Stacy Palmer

585. The Chronicle Of Philanthropy adopts nonprofit status

While the 21st century has marched on and journalistic outlets have struggled to find a way to stay alive as advertising dollars and outdated models have become unviable, many organizations have turned to nonprofit status as a way to keep the lights on. 

The Chronicle of Philanthropy, created in 1988 as an offshoot of the Chronicle of Higher Education, decided earlier this year to take that same route, despite not being in danger of closing.  

Many people outside the world of philanthropy and nonprofit organizations have a kind of skewed idea about this world, says Stacy Palmer, editor of the Chronicle of Philanthropy.

“They don’t understand how vital the nonprofit world is. Only 5 percent of Americans thought they’d been helped by a nonprofit organization,” she said. “If most people went to college, go to a museum, were treated at a nonprofit hospital —there are all kinds of things nonprofits do that touch our lives. One out of every 11 Americans works at a nonprofit organization. Nonprofits count on our charitable contributions, they count on government funds, they count on volunteers.”  

The publication serves two purposes: “Part of our role is to equip (nonprofits) to do a terrific job. We are also watchdogs,” Palmer says. “There is not much regulation in this field. … We’re both helping nonprofits do better work, but also keeping our eye on them and making sure they learn from one another. Sometimes that means they learn from the mistakes and often scandals nonprofits are involved in.” 

There are some tough rules that nonprofits must adhere to, including an agreement to be nonpartisan if contributions to your organization are to be tax deductible.

“Most of these organizations that are springing up to be nonprofit news organizations are using that model,” Palmer says. “That means they can’t intervene in politics in any kind of way. One of the stories we have to cover is the way that the tax code does not allow you to move money around. … Somebody could try to fund an organization with an agenda. That’s why we have to vet donors carefully.” 

That makes transparency a key focal point, both of the Chronicle’s work and their watchdog efforts.

“We cover nonprofits and foundations. We have to disclose every time we are writing about one of our funders. We make sure whenever we mention any of them, we disclose to our readers they are a financial supporter,” Palmer says. “We list on our website all of our supporters. We have a code of ethics posted as well that makes it really clear none of our funders ever seen any of the information we’re writing before the reader does. They can’t interfere with what we’re doing. None of them have tried to, which is one of the things that made us really comfortable in making the switch.” 
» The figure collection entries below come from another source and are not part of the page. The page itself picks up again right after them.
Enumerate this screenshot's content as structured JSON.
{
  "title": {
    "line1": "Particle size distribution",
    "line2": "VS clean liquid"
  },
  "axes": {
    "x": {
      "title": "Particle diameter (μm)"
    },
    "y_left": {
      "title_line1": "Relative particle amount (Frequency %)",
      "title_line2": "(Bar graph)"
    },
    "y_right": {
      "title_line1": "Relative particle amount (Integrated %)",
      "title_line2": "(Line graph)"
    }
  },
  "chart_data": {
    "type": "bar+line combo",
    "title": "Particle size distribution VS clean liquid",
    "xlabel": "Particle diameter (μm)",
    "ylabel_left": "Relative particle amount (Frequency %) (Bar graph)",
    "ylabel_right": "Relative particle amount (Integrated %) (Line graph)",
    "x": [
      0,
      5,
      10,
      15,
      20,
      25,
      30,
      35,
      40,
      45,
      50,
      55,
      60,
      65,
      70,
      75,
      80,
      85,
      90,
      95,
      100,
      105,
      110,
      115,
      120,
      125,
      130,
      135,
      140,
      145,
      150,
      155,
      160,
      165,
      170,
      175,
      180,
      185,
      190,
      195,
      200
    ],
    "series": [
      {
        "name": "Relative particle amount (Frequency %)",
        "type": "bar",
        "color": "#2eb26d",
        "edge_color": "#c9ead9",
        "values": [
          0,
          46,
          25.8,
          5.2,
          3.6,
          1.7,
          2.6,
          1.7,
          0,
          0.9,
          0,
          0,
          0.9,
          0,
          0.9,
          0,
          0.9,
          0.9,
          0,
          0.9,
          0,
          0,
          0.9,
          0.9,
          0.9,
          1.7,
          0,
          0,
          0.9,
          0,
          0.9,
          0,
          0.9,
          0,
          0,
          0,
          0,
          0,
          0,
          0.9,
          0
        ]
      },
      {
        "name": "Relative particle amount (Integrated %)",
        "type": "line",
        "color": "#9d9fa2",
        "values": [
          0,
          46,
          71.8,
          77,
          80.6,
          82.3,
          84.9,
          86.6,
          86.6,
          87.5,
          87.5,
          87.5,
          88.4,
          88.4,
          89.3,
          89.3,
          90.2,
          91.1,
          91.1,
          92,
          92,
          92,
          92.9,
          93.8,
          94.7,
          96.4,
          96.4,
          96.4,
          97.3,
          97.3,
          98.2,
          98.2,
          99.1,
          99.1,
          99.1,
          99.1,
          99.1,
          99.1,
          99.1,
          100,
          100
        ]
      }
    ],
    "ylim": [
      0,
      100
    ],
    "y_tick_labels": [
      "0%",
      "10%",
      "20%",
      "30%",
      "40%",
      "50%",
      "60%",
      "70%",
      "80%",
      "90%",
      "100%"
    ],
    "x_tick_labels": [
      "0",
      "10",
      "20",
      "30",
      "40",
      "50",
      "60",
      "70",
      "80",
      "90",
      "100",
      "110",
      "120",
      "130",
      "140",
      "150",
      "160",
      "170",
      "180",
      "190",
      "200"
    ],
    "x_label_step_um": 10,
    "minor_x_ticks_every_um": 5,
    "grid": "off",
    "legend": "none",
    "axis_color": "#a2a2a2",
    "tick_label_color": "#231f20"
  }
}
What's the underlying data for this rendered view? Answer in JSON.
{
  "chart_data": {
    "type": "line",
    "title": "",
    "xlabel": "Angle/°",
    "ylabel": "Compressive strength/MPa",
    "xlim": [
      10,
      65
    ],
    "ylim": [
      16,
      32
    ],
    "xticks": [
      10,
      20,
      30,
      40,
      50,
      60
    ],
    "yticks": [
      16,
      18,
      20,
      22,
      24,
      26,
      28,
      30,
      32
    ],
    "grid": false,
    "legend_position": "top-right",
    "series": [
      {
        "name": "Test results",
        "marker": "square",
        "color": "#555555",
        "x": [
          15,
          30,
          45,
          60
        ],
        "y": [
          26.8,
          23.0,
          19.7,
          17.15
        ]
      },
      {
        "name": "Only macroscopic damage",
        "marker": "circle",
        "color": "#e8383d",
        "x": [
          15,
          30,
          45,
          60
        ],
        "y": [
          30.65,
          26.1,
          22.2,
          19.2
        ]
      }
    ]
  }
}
To help other nonprofits understand and better report on the philanthropic world, the Chronicle offers a year-long fellowship program to teach journalists how to cover these organizations. One of these fellowships was with the Boulder Reporting Lab and led to a series of pieces about a community foundation in Boulder bringing in record amounts of donations after a wildfire.

“The community foundation raised more than any community foundation had ever raised to deal with a disaster,” Palmer says. This raised questions about how that happened, where the money was going, how distributions were happening.“They did a series of excellent pieces and it’s now up for an award by the Institute for Nonprofit News. I think some people think covering nonprofits is about do-gooders and isn’t real journalism. There’s plenty of real journalism to do in this field.”